Another murder in the county. It happened. Put millions of people together, and murder happened.

 

But he knew exactly why Martin had been so tense when he had called him, urging him to reach the scene as quickly as possible.

 

The face, though maintaining few of the qualities that marked men and women as human, had apparently not taken the same abuse as the hands.

 

And it was apparent that what had once been the ears had been slashed.

 

A chill crept through him, along with a bitterness he could actually taste.

 

Déjà vu.

 

Peter Bordon, also known as Papa Pierre, had been locked up for a long time now. Five years. But even a seconds-long, cursory inspection of this body was eerily reminiscent of the victims that had been discovered during Bordon’s reign as leader of the bizarre cult called People for Principle.

 

“Yes, he’s still in prison,” Martin said, reading his partner’s mind.

 

“You’re sure?”

 

“Yeah. I called and checked the moment I saw the body, right after I called you,” Martin said. “He’s in prison—whether it really matters or not, that’s where he is.”

 

“Sorry,” Jake murmured. He couldn’t quite help having a tense attitude on this one. Peter Bordon had garnered a group around him as if he had been a true modern-day prophet. He had preached about community, working for the benefit of all mankind and giving up the luxuries of a sinful life. For most of his followers, that had meant donating everything they had ever worked for to Bordon’s own bank account.

 

Three of his alleged followers had wound up dead.
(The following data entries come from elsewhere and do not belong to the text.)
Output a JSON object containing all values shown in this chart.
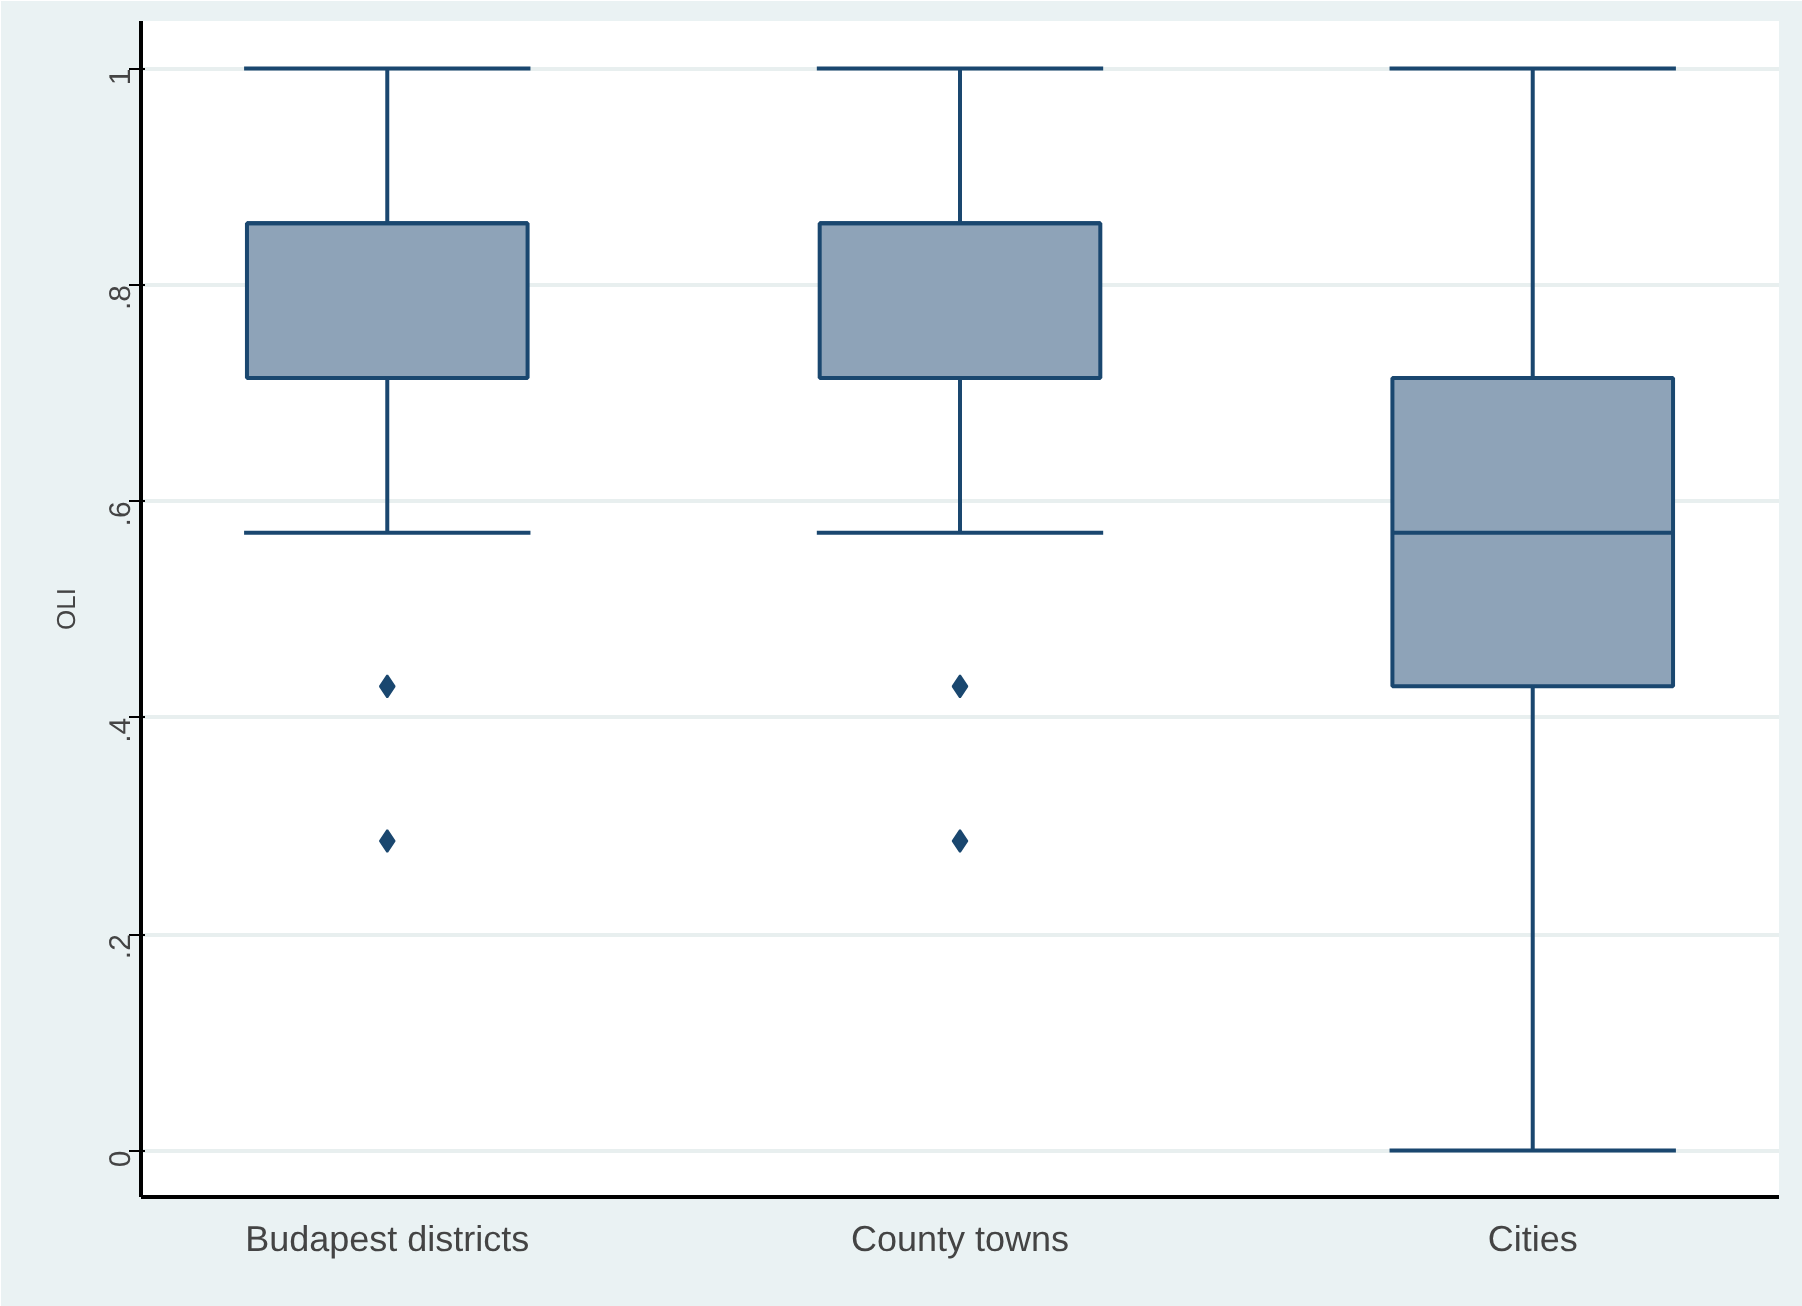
{
  "chart_data": {
    "type": "box",
    "ylabel": "OLI",
    "categories": [
      "Budapest districts",
      "County towns",
      "Cities"
    ],
    "boxes": [
      {
        "low": 0.571,
        "q1": 0.714,
        "median": 0.857,
        "q3": 0.857,
        "high": 1.0,
        "outliers": [
          0.429,
          0.286
        ]
      },
      {
        "low": 0.571,
        "q1": 0.714,
        "median": 0.857,
        "q3": 0.857,
        "high": 1.0,
        "outliers": [
          0.429,
          0.286
        ]
      },
      {
        "low": 0.0,
        "q1": 0.429,
        "median": 0.571,
        "q3": 0.714,
        "high": 1.0
      }
    ],
    "color": "#8ea3b8",
    "ylim": [
      -0.043,
      1.044
    ],
    "yticks": [
      {
        "value": 0,
        "label": "0"
      },
      {
        "value": 0.2,
        "label": ".2"
      },
      {
        "value": 0.4,
        "label": ".4"
      },
      {
        "value": 0.6,
        "label": ".6"
      },
      {
        "value": 0.8,
        "label": ".8"
      },
      {
        "value": 1,
        "label": "1"
      }
    ],
    "grid": "y",
    "marker": "diamond"
  }
}
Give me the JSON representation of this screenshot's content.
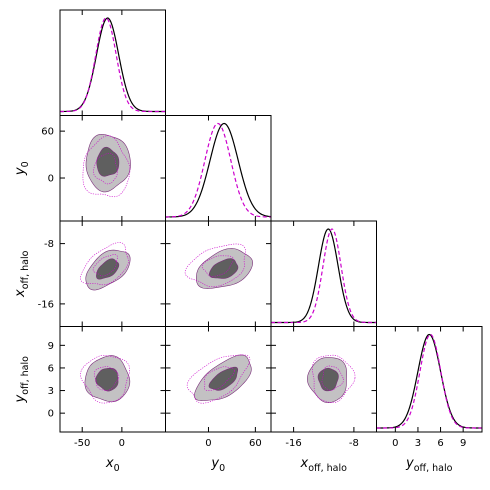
{
  "chart_data": {
    "type": "corner",
    "params": [
      {
        "key": "x0",
        "label": "x",
        "sub": "0",
        "range": [
          -78,
          55
        ],
        "ticks": [
          -50,
          0
        ],
        "mean": -18,
        "sd": 14
      },
      {
        "key": "y0",
        "label": "y",
        "sub": "0",
        "range": [
          -55,
          80
        ],
        "ticks": [
          0,
          60
        ],
        "mean": 20,
        "sd": 18
      },
      {
        "key": "xoff",
        "label": "x",
        "sub": "off, halo",
        "range": [
          -19,
          -5
        ],
        "ticks": [
          -16,
          -8
        ],
        "mean": -11.4,
        "sd": 1.3
      },
      {
        "key": "yoff",
        "label": "y",
        "sub": "off, halo",
        "range": [
          -2.5,
          11.5
        ],
        "ticks": [
          0,
          3,
          6,
          9
        ],
        "mean": 4.5,
        "sd": 1.5
      }
    ],
    "series": [
      {
        "name": "",
        "color": "#000000",
        "style": "solid"
      },
      {
        "name": "",
        "color": "#cc00cc",
        "style": "dashed"
      }
    ],
    "dashed_offsets": {
      "x0": -2,
      "y0": -8,
      "xoff": 0.5,
      "yoff": 0.15
    },
    "dashed_width_scale": 0.92,
    "correlations": {
      "y0|x0": 0.0,
      "xoff|x0": 0.5,
      "xoff|y0": 0.35,
      "yoff|x0": 0.0,
      "yoff|y0": 0.6,
      "yoff|xoff": 0.0
    },
    "contour_levels": {
      "inner": 1.0,
      "outer": 2.0
    },
    "colors": {
      "inner_fill": "#5f5f5f",
      "outer_fill": "#c3c1c3",
      "contour_line": "#7b2f7b",
      "dashed": "#cc00cc",
      "solid": "#000000"
    },
    "grid": false
  }
}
Discovered in fields and canals.

 

With their ears slashed.

 

No weapons had ever been found. No real leads had ever been discovered. Bordon had been the only suspect, but there had been nothing whatsoever to prove he might be guilty. The police had managed to obtain a search warrant for his holdings, but nothing had been found except for some illegal financial activity, which in the end had been enough to earn him jail time.

 

Late one night, an itinerant man had come bursting into one of the small precinct stations, confessing to the murders.

 

While homicide was being notified of his arrival and confession, the young man had hanged himself with his belt in his cell.